Token Creek Chamber Music

Program III

Program III - Variations

Saturday, September 10, 2022 at 4:00 P.M.


Bach’s Goldberg Variations Tonality, Architecture, Logic Robert D. Levin Aria mit verschiedenen Veränderungen BWV 988 (date) (“The Goldberg Variations”) Johann Sebastian Bach   Robert Levin, piano

Program Notes

In previous eras, Bach’s music was often thought of as esoteric, cerebral, formidable, something only the initiated could truly appreciate.  That time is past. He is now perhaps the most popular of classical composers, at least as measured by modern commercial standards: mentions in the press, in celebrity interviews, the sales of his recordings. 

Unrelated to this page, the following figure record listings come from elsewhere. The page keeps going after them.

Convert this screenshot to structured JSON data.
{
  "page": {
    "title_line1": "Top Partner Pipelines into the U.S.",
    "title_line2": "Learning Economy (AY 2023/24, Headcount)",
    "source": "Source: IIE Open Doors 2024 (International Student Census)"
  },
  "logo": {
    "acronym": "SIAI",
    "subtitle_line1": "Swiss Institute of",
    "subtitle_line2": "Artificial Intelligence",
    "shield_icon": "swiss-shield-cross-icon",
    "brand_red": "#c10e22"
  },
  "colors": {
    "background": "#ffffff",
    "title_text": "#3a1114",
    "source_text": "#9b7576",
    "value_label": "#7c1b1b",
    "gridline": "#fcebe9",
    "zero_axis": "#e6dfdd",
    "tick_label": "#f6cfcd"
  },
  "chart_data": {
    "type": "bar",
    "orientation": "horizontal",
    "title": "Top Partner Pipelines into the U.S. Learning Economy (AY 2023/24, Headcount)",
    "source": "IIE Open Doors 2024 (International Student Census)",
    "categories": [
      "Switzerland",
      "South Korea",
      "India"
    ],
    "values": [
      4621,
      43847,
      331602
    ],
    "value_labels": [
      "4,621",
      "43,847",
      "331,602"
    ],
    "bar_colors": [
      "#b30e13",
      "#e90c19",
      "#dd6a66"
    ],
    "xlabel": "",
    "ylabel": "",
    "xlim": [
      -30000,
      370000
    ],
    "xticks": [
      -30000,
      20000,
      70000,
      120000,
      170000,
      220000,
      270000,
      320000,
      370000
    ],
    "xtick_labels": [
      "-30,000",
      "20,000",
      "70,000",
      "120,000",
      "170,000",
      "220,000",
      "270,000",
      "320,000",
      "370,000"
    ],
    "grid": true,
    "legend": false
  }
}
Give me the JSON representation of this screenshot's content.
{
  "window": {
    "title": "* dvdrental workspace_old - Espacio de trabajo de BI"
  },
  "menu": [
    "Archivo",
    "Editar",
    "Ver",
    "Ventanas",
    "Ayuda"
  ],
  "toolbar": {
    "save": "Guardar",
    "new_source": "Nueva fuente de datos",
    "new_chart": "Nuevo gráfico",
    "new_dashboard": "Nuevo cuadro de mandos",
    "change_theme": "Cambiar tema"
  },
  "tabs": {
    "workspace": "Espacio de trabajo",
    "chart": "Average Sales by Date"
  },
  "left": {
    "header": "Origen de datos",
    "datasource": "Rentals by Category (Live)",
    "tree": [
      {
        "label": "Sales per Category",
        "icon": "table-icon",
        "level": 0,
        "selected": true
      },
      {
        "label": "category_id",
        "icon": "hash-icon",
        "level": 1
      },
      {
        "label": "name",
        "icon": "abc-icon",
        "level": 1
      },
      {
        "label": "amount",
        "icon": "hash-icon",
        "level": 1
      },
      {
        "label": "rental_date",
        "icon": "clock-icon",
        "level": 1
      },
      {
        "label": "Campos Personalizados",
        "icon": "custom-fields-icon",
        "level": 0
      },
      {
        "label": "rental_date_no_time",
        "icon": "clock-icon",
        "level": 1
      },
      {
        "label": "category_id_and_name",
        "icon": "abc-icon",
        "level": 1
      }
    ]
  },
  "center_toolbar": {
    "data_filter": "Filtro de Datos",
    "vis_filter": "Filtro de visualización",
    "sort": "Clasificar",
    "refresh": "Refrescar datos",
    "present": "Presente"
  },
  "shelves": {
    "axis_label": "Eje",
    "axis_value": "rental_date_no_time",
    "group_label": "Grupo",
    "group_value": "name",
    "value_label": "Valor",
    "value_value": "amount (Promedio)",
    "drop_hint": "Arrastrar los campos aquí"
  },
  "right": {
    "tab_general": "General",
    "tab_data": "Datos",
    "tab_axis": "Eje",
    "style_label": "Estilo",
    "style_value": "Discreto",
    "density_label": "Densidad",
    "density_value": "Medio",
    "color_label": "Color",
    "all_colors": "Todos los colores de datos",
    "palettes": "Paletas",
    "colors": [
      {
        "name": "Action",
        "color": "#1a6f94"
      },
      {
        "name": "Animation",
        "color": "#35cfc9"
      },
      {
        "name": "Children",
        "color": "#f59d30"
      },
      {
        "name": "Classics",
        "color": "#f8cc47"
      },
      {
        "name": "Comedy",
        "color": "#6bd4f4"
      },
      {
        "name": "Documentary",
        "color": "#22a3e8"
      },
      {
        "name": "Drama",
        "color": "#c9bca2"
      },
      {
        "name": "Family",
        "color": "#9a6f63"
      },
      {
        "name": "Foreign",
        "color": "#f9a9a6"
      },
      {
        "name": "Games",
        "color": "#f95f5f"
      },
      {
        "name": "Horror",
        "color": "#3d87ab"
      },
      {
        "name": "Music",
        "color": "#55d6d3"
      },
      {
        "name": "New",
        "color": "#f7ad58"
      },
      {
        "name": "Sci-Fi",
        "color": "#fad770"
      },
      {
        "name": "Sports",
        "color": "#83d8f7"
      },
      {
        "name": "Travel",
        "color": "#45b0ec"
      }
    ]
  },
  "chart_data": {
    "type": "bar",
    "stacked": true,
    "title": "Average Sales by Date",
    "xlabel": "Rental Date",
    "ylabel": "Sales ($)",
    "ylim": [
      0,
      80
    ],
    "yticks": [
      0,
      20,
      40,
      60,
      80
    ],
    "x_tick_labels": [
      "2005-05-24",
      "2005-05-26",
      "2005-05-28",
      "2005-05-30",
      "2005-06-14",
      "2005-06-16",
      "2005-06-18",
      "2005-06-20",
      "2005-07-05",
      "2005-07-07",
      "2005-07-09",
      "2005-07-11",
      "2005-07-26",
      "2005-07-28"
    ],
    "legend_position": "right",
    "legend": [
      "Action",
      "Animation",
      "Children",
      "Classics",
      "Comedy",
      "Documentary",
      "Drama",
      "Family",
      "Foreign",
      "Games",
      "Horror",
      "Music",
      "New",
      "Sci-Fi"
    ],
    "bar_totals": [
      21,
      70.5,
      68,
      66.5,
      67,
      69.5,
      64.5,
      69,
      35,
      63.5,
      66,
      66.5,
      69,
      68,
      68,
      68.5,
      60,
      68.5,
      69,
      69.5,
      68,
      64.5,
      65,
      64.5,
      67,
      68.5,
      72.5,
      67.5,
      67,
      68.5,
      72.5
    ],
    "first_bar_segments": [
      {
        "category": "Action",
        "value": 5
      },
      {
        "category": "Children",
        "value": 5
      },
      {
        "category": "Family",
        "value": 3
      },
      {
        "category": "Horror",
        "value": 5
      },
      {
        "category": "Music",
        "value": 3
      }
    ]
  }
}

From the Glenn Gould phenomenon in the 1950’s, through YoYo Ma playing solo suites on occasions of public celebration or distress, to couples wanting to add beauty and gravitas to their wedding ceremonies, Bach is the first destination when concert music is summoned by popular culture. 

The phenomenon represents much more than respect—the music is taught, studied, and cherished by citizens of all ages throughout the world.  Bach transcends category, as Shakespeare does, and has lost that aura of difficulty and specialization that hovers even in Tovey’s great Bach essays of a hundred years back. 

And amid this demystification of Bach stand certain pieces that dominate with special persistence. 

All three of the big full-evening choral-orchestral pieces fill churches and auditoriums.  The St. Matthew Passion has a perennial hold over the Good Friday-Easter season in many cities.  Although its text reports very specific scriptural events, this Passion drama welcomes a larger community of mourners who discover their personal connection to its themes of bereavement, salvation, and hope for an afterlife. 

Of a completely different character, the Magnificat, has proven to be the most popular of Bach’s works in the choral-orchestral-chamber music category.  It is sonically like ten cantatas in one, every moment a different scoring, each movement very brief and memorable.  Emmanuel Music’s (Boston) longtime Music Director Craig Smith claimed the piece demonstrated Bach’s discomfort in very short forms: “Every piece ends too soon,” he said. But that conciseness is part of the work’s lasting appeal. 

Today’s most widely popular Bach piece is certainly the Goldberg Variations.  Here many factors converge: it has a good story behind it, it deals in extreme composer and performer virtuosity, and its structure—variations over a bass line—invites secure tracking by listeners, at least by jazz and pop music fans. 

Goldberg includes one very unusual feature: the bookend framing of the opening-closing Aria movement.  Classical composers do not conform to this practice.  A surprising exception is the final movement of Beethoven’s Piano Sonata in E major, Op. 109 (Beethoven omits the repeats of each half of the theme). 

Listening to the Goldberg offers various interesting tracks one might follow:

I. One might focus, one time, on the canons (movements 2, 6, 9, 12, 15, 18, 21), noticing how brilliantly the composer manages to move the harmony in the ones based on consonant intervals (the 3rd and the 6th), which generate forward movement and need more skill for integration into the “given” harmonic plan. And each of these canons offers a kind of pulsation or pattern that be at home in any Bach keyboard collection.

II. Or, the hearer can track a dance suite or partita: 

No. 4 – Minuet

No. 7 – Passepied

No. 10 – Fugue

No. 11 – Gigue

No. 16 – Overture

No. 19 – Prelude (a la Well-Tempered Clavier)

No. 30 – (grab bag) 

III. Or, one might trace the obvious virtuoso challenges: 1, 8, 11, 14, 17, 20, 23, 26, 28, gradually compressing in frequency and increasing in intricacy. 

IV. Or, one might focus on the meditative pieces, 13 & 25, which turn out to be at the heart of the piece, and form a spiritual alliance with two of the canons, 13 & 15. 

Finally, it is the interleaved structure that forces the ear back to its anchor in this piece, bass line motion with its implied harmony: vigorously executed, omnipresent, and always yielding foreground impression to one of the inner movement sequences we have mentioned, sequences that adhere to one other throughout the Goldberg Variations.